Jax spit again. Not so much blood this time. He took a deep breath to clear his head and staggered to his feet. Gun barrels swung his way.
“Are you shitting me? You think we had something to do with that? Those bullets were flying our direction, too, asshole.”
Lagoshin’s huge fists opened and closed. “Two of my men are dead—”
“It’s your business that almost just got us killed!” Jax snapped.
“But you two are unharmed!” Lagoshin shouted, pointing toward the park. “And your men there… they’re still standing!”
“My friends were shooting at the damn Camaro!”
“Hey…,” Opie muttered.
Jax didn’t like the tone of his voice. Troubled, he turned to see Opie pressing a hand to his left side, dark stains soaking into his T-shirt and spreading.
“Shit, Op…”
Opie hissed in through his teeth and took his hand away, showing the center of the blood spot blossoming on his shirt. “Grazed my ribs, I think. Nothing some stitches and a shit-ton of whiskey won’t cure.”
Pressing his hand against the wound again, Opie turned to Lagoshin. “You still think we’re in with whoever those guys were?”
Doubt flickered across Lagoshin’s scarred features, and he exhaled loudly, deflating. He waved his man away, and the guy hesitated only a second before starting back toward the SUV. The driver had gotten out and was putting the dead man into the trunk… the other corpse had been in the sedan that rushed away.
Police sirens warbled in the distance.
“Oleg works for a man named Kirill Sokolov,” Lagoshin said. “The men in that car were Sokolov’s—”
“You saw their faces?” Jax asked.
Lagoshin bared his teeth like a snarling dog. “I don’t need to see their faces.” He gestured toward Opie. “Do not think a little blood is very persuasive. We all bleed.”

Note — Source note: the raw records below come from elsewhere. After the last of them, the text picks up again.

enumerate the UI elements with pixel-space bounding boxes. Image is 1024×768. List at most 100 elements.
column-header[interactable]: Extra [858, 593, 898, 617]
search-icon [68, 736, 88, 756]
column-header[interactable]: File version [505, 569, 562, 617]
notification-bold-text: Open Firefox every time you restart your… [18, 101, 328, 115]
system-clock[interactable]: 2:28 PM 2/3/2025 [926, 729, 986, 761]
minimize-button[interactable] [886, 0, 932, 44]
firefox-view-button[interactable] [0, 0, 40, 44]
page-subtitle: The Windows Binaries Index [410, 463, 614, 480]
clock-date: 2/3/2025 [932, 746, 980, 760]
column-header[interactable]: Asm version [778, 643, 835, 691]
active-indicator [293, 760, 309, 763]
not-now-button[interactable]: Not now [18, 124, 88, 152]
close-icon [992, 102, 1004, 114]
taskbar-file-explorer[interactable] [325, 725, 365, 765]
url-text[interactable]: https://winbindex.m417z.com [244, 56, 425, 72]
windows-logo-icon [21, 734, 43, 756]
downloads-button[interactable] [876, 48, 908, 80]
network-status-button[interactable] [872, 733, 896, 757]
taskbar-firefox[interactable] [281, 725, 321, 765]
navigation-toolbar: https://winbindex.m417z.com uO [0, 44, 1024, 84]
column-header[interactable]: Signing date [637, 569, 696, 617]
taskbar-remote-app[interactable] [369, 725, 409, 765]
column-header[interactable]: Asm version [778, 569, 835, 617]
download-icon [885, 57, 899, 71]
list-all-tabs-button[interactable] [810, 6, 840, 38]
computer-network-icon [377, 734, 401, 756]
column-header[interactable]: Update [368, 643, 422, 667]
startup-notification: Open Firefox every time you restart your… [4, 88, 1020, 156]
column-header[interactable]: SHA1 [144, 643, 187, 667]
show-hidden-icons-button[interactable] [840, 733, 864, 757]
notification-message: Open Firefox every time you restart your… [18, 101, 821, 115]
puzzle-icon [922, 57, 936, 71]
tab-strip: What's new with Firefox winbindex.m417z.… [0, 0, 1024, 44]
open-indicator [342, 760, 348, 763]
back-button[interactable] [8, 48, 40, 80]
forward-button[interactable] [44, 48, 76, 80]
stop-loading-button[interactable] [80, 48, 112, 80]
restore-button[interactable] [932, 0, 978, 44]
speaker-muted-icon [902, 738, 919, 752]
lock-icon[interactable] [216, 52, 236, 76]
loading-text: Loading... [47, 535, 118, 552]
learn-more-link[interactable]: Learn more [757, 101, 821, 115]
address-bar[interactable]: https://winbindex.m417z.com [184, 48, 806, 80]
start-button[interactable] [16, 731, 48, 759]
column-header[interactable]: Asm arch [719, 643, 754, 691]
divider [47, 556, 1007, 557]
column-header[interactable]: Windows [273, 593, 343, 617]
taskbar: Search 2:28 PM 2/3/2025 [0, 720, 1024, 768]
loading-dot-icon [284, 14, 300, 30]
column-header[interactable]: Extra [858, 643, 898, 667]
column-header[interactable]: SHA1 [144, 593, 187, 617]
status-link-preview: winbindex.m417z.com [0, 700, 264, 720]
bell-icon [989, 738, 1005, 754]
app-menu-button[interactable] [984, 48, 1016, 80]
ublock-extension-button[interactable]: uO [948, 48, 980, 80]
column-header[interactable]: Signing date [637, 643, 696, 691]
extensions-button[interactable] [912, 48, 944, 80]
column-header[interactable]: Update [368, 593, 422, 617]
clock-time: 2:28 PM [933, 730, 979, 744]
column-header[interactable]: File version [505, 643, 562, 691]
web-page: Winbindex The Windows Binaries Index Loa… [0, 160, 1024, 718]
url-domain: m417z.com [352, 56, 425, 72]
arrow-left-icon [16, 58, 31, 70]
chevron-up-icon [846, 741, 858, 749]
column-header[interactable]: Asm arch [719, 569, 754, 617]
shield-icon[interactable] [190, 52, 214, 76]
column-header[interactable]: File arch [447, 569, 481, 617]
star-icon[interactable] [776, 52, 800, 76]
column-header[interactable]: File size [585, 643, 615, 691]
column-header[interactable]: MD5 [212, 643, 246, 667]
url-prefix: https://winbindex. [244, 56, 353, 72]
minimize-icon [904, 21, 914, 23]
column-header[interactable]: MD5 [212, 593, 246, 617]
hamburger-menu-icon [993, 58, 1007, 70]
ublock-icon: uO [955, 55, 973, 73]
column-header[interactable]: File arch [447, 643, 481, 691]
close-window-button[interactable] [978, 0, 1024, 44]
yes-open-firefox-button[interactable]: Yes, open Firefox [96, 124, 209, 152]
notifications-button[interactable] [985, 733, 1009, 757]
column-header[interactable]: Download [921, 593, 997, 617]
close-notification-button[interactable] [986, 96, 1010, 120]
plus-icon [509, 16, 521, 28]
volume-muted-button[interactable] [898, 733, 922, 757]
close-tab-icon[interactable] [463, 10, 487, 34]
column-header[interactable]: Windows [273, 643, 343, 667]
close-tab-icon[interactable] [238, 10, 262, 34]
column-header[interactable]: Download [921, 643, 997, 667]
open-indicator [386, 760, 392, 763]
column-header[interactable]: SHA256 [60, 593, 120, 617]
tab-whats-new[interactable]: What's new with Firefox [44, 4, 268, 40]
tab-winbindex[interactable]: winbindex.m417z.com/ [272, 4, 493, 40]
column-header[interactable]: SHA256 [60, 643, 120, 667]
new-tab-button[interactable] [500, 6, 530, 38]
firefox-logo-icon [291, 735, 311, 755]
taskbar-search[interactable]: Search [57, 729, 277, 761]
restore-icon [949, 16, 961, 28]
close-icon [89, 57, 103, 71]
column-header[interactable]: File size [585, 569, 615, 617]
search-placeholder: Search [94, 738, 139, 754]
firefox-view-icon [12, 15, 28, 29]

The police sirens grew louder as Lagoshin turned and hurried down the steps to the waiting SUV, which tore away from the curb the moment he’d climbed inside.
“We gotta go,” Opie said, wincing as he started toward the street.
Wounded, he’d forgotten the guns. Bruised and bloody, head still ringing, Jax hurried to the church doors and retrieved them, then hustled back down. Chibs and Joyce were already on their bikes and kicked the engines into life. Jax and Opie straddled their bikes. Joyce started asking questions, but Chibs snapped at him to shut up and turned his bike around, glancing back at them, ready to fly.
“How we gonna play this?” Opie asked, ignoring Joyce. He grunted in pain as he kick-started his bike.
Jax started up his Harley. “Follow the lead we’ve got. Oscar Temple.”
Opie glanced at him. “You really gonna call Lagoshin if we figure out where Trinity and Oleg are holed up?”
With a grunt of pain, Jax wiped blood from his mouth and stared along the street where the Russians’ vehicles had gone.
“Damn right I am,” Jax said. “I can’t wait to see that prick again.”
They tore away from the church, two by two, maybe fifteen seconds ahead of the cops’ arrival. Jax held on tight as he rode, blackness swimming at the edges of his vision. His head and ribs throbbed with pain, but he held an image of Lagoshin in his mind, and that helped him focus.